Some other issues of medical culture are address in an Op-Ed by Robert Pearl in the Los Angeles Times of May 16, 2021, “How doctor culture sinks US health care”. A big part of Dr. Pearl’s critique in the distinct bias, not only in physician attitudes but in medical journal articles, towards intervention and procedures rather than prevention. This, he notes correctly, is very much tied to money, since physicians and hospitals and health systems (which are increasingly the physicians’ employers) stand to make much more money from them. Medical journals are more likely to print articles with positive (there is that word again!) results, demonstrating that a procedure had benefit, than negative results, demonstrating that, actually, compared to something – or nothing – else, something (or nothing) that was easier, cheaper, less interventive, and less dangerous, it had no better outcomes. Of course, anyone can see that knowing this information, that doing something is not worthwhile, is at least as important as knowing that something works well.

However, the inclination (or perhaps prejudice) among most physicians is to do something, to intervene; aside from making money, it makes them feel that they have skills, are justified, are important. Unfortunately, this is also an attitude quite prevalent among their patients, who want something done to help their problem – to cure their disease, or increase their lifespan, or improve the quality of that life, and in particular to ease their pain. But doing something does not always improve things, and can definitely increase the risk of harm.

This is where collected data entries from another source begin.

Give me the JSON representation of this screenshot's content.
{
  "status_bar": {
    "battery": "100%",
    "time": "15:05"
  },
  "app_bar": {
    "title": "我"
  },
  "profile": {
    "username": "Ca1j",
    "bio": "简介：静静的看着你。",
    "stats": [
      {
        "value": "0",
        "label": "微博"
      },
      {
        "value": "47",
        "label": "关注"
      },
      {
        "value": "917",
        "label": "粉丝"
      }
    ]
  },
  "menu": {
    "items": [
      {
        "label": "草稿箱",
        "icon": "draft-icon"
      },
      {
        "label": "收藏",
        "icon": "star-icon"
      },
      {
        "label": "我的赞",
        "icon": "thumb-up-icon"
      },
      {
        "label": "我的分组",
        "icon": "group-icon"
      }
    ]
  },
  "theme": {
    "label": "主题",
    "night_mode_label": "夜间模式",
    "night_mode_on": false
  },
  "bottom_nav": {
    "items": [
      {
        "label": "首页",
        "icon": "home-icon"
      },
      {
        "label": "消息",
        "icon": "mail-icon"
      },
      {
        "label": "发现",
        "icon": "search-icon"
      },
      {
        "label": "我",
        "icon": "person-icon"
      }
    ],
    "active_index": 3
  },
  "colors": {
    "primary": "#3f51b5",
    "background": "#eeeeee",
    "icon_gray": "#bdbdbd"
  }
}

We need to know what works (and what doesn’t), and in what circumstances, and what the dangers are, and what the alternatives are, and their potential benefits and risks, and then have discussions together about what, in the specific circumstance a specific person is in, what would be the best choice for them.

This effort is likely to overlap with more traditional sociocultural and religious beliefs, which can have an influence on what a person thinks would be best for them. Communication around this requires care, and a real effort on the part of the medical professional to understand and to make their own thoughts clear and clearly expressed. This is even more complicated when, as is the case, physicians are from a pretty narrow slice of the American population, racially, culturally, and economically (and, again, a good argument for increasing its diversity). As in all situations where there is a power differential (and in medical care, the greater power lies with the physicians and health systems) it is incumbent on those with greater power to make the effort to understand those with less. And, at least as important, to not make decisions for and about people based on only your understanding – or worse, assumptions – about what they want, or are because of race, religion, gender, national origin, etc. Doctors, even when they are well-meaning (and all of them are not always) too often allow themselves to fall victim to the ecological fallacy, and confuse “condition X is more common in population Y” with “the patient is a member of group Y so probably has condition X”.

It is, of course, also very important to recognize that all interventions and procedures are not a bad idea; indeed, they are often the best treatment. And, also, that not everything sold as “preventive” is really so; plenty of tests and treatments called preventive are not proven to prevent anything. It is not easy to overcome prejudices and beliefs.

But understanding that we all have culture, and trying to not be bound by it and doing our best to understand that of others, is a good start.